For our last day, we split up and wandered around the city together. I had couple things on my list to do, but I mostly just meandered around. I happened upon an organ concert in De Nieuwe Kirk in Dam Square. It was beautiful to be in such a large and historic church and to hear organ music – I have always weirdly loved the organ, something about it’s range and depth.




It was a kind of rainy day, but I liked the overcast. I found the most adorable french bakery tucked away in an ally dear a canal. I spent some time there writing post cards and relaxing.




For the rest of my day, I took a ferry across the river to the NDSM Wharf across from the city. I had read about the free ferries and the wharf on Lonely Planet, and I am sooo glad that I had the time to check it out.

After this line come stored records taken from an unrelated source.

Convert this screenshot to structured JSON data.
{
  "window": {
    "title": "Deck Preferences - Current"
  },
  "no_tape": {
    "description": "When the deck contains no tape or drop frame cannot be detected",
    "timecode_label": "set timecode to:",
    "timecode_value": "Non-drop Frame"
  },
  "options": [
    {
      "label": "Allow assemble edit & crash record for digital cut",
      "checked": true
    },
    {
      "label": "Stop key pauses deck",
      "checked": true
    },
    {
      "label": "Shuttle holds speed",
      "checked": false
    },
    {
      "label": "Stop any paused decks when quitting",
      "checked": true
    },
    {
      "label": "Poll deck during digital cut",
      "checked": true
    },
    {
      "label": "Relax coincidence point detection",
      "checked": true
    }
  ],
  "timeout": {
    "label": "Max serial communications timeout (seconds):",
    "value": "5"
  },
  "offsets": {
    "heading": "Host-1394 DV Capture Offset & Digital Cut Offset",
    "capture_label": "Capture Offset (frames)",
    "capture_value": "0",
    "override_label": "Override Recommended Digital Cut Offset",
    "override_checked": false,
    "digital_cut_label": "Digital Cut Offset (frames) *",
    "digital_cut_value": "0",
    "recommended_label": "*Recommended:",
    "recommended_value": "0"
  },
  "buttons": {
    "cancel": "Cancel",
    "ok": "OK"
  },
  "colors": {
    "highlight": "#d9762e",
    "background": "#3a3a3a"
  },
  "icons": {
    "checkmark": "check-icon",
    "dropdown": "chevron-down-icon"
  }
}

The Wharf used to be a major port for the city, but has since been repurposed as more of a cultural center. I visited the NDSM hangar, which is known as Kunststad (Art City). Inside this massive space, there was work being exhibited, and there were tons of these little pod-like studios where artists were working. It was an awesome space. It seemed like a place where there was a real community and energy of support. I’m definitely going to keep the Kunststad in mind for the future. Across the river from one of my now favorite cities sits an artist community and wharf dedicated to culture. What could be better?








I walked around the rest of the wharf, had lunch at this resturant right on the water, and just really enjoyed exploring alone. Happening upon spaces like the NDSM Warf made me so excited for what I will happen upon over the course of this whole year.



While exploring, I came upon this blue wall. I don’t know what it was about the wall, but I think it was the most beautiful thing I saw in Amsterdam, maybe even in Europe. I know that sounds ridiculous, but it was just incredible. The size of it, the color of the blue, and the funny way that some of the squares of paint didn’t quite match – I sat on the curb and looked at it for a good while. I got some strange looks, but I just couldn’t look away.


That evening, Amsterdam sent me off with one of the most beautiful sunsets I had ever seen. I saw a pinky color starting to creep in as I was walking by the canals. I followed it and found the most beautiful orange and red sunset I had ever seen. Sitting by the canal with the sun setting was the best way to spend my last evening in a city I had really fallen in love with. I am so glad and thankful I was able to visit Amsterdam over my time in Europe. It taught me a lot more than I had expected, and was more beautiful than I imagined. I know this won’t be the last sunset I see in the city.